Seeing a potential break between Washington and Jerusalem, Iran, Syria, Hezbollah, Hamas and Palestinian leader Mahmoud Abbas have done everything possible to undermine the U.S.-Israeli relationship even more. Palestinian incitement and violence against Israel and Jews have increased as have missile attacks from Gaza and Arab riots across Israel and the West Bank. And why not? If the Obama administration is to adopt the policies of Israel’s enemies, how can Israel’s enemies be any less aggressive than the White House? As a result, the administration’s constant affirmations of its commitment to Israel’s security – from officials in Washington, to Mitchell and Biden in Israel, to Clinton at the AIPAC Conference last month are no longer credible. The Obama administration has jeopardized not Israel’s stature, but its own regional interests and its international credibility. It is no longer seen as a reliable ally by the Israelis, the Europeans, the Asians, and especially by the Arab/Persian world.

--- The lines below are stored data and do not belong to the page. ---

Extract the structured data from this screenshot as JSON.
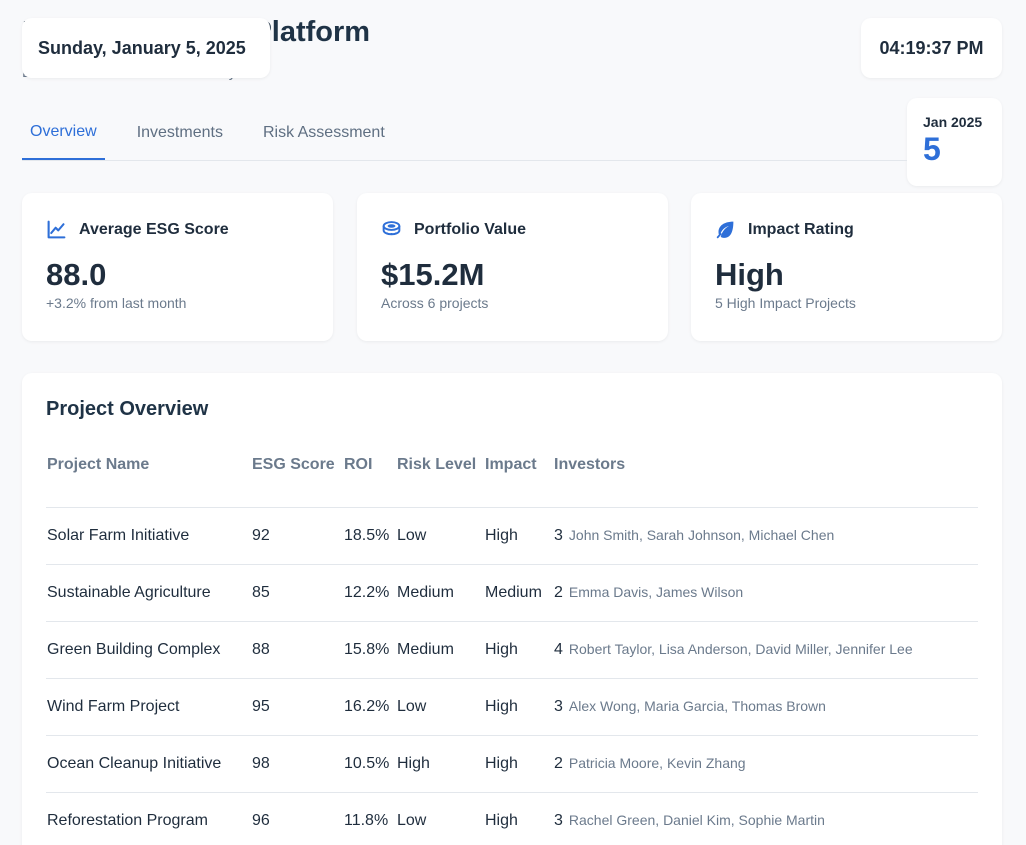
{
  "header": {
    "title": "ESG Investment Platform",
    "subtitle": "Environmental Investment Analysis",
    "date": "Sunday, January 5, 2025",
    "time": "04:19:37 PM",
    "calendar": {
      "month": "Jan 2025",
      "day": "5"
    }
  },
  "tabs": [
    {
      "label": "Overview",
      "active": true
    },
    {
      "label": "Investments",
      "active": false
    },
    {
      "label": "Risk Assessment",
      "active": false
    }
  ],
  "stats": [
    {
      "icon": "trend-line-icon",
      "label": "Average ESG Score",
      "value": "88.0",
      "sub": "+3.2% from last month"
    },
    {
      "icon": "coins-icon",
      "label": "Portfolio Value",
      "value": "$15.2M",
      "sub": "Across 6 projects"
    },
    {
      "icon": "leaf-icon",
      "label": "Impact Rating",
      "value": "High",
      "sub": "5 High Impact Projects"
    }
  ],
  "overview": {
    "title": "Project Overview",
    "columns": [
      "Project Name",
      "ESG Score",
      "ROI",
      "Risk Level",
      "Impact",
      "Investors"
    ],
    "rows": [
      {
        "name": "Solar Farm Initiative",
        "esg": "92",
        "roi": "18.5%",
        "risk": "Low",
        "impact": "High",
        "count": "3",
        "investors": "John Smith, Sarah Johnson, Michael Chen"
      },
      {
        "name": "Sustainable Agriculture",
        "esg": "85",
        "roi": "12.2%",
        "risk": "Medium",
        "impact": "Medium",
        "count": "2",
        "investors": "Emma Davis, James Wilson"
      },
      {
        "name": "Green Building Complex",
        "esg": "88",
        "roi": "15.8%",
        "risk": "Medium",
        "impact": "High",
        "count": "4",
        "investors": "Robert Taylor, Lisa Anderson, David Miller, Jennifer Lee"
      },
      {
        "name": "Wind Farm Project",
        "esg": "95",
        "roi": "16.2%",
        "risk": "Low",
        "impact": "High",
        "count": "3",
        "investors": "Alex Wong, Maria Garcia, Thomas Brown"
      },
      {
        "name": "Ocean Cleanup Initiative",
        "esg": "98",
        "roi": "10.5%",
        "risk": "High",
        "impact": "High",
        "count": "2",
        "investors": "Patricia Moore, Kevin Zhang"
      },
      {
        "name": "Reforestation Program",
        "esg": "96",
        "roi": "11.8%",
        "risk": "Low",
        "impact": "High",
        "count": "3",
        "investors": "Rachel Green, Daniel Kim, Sophie Martin"
      }
    ]
  },
  "colors": {
    "accent": "#2e6fd8",
    "text": "#1f2d3d",
    "muted": "#6b7a8c",
    "background": "#f8f9fb"
  }
}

The Obama administration had best not delude itself: The Arab Street will never support America. When the U.S. distances itself from Israel, it does not win influence with the Arab world; it only earns their disdain and justifies the Arab world backing away from any peace settlement. The Obama administration considers establishing a Palestinian state central to their other regional goals, and believes that the Palestinians, led by Mahmoud Abbas and Salam Fayyad are ready to run a country. He is wrong on both counts. An Israeli-Palestinian peace agreement will not solve America’s problems with Iran, Iraq, Afghanistan or al-Qaeda contrary to statements issued by some administration officials. As Centcom commander Gen. David Petraeus said in his testimony before Congress recently: “Even if the U.S. were to announce a total military and economic boycott of Israel tomorrow, nothing would induce radical Islamists to lay down arms against America. Even if America joined the global jihad and offered to fight shoulder to shoulder with al Qaeda, the extremists would not accept the offer, and give up their attacks against U.S. targets. For extremist regimes like Iran, Israel is a secondary target. Their main problem is the Western world and its leader, the United States.”

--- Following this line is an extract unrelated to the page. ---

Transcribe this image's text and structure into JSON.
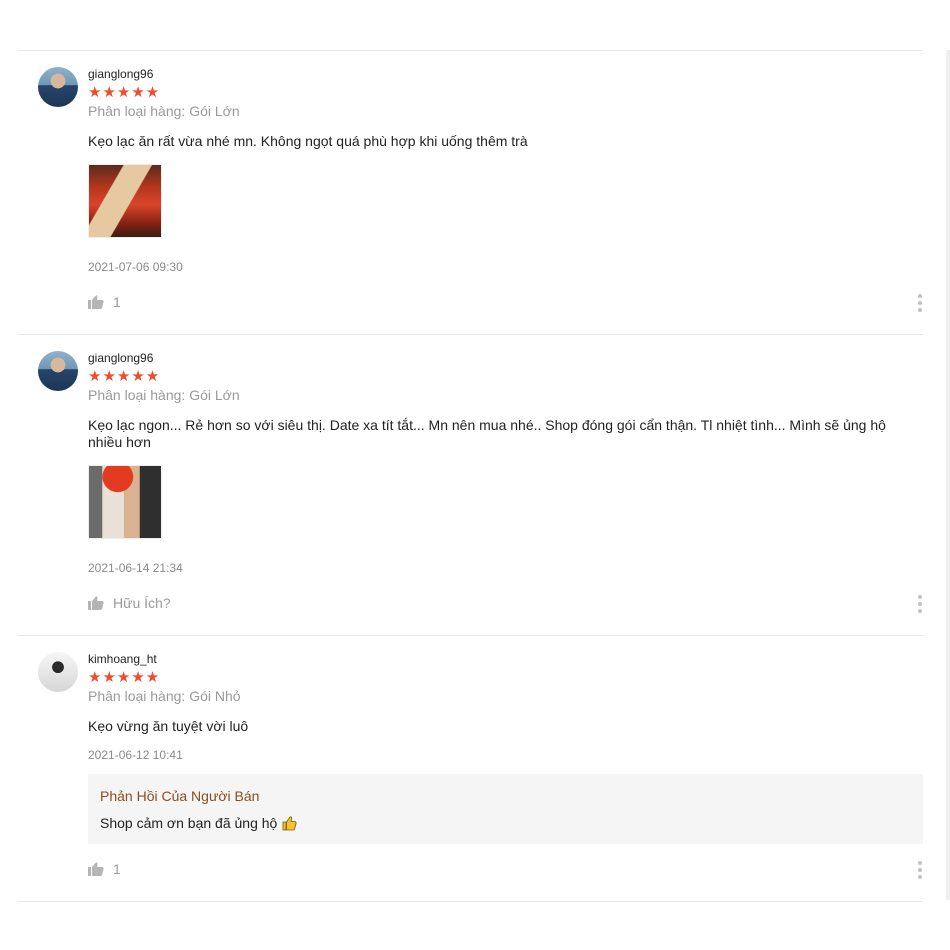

The White House says Israel must prove that it is committed to peace. It is unfortunate that this administration is not making the same demands of the Palestinians, the Syrians and the Iranians. Israeli settlements are not the root of America’s woes.
FamilySecurityMatters.org Contributing Editor Mark Silverberg is a foreign policy analyst for the Ariel Center for Policy Research (Israel), a Contributing Editor for Family Security Matters, Arutz Sheva (Israel National News) and the New Media Journal and is a member of Hadassah’s National Academic Advisory Board. His book “The Quartermasters of Terror: Saudi Arabia and the Global Islamic Jihad” and his articles have been archived under www.marksilverberg.com and www.analyst-network.com. This article was originally published by www.hudson-ny.org."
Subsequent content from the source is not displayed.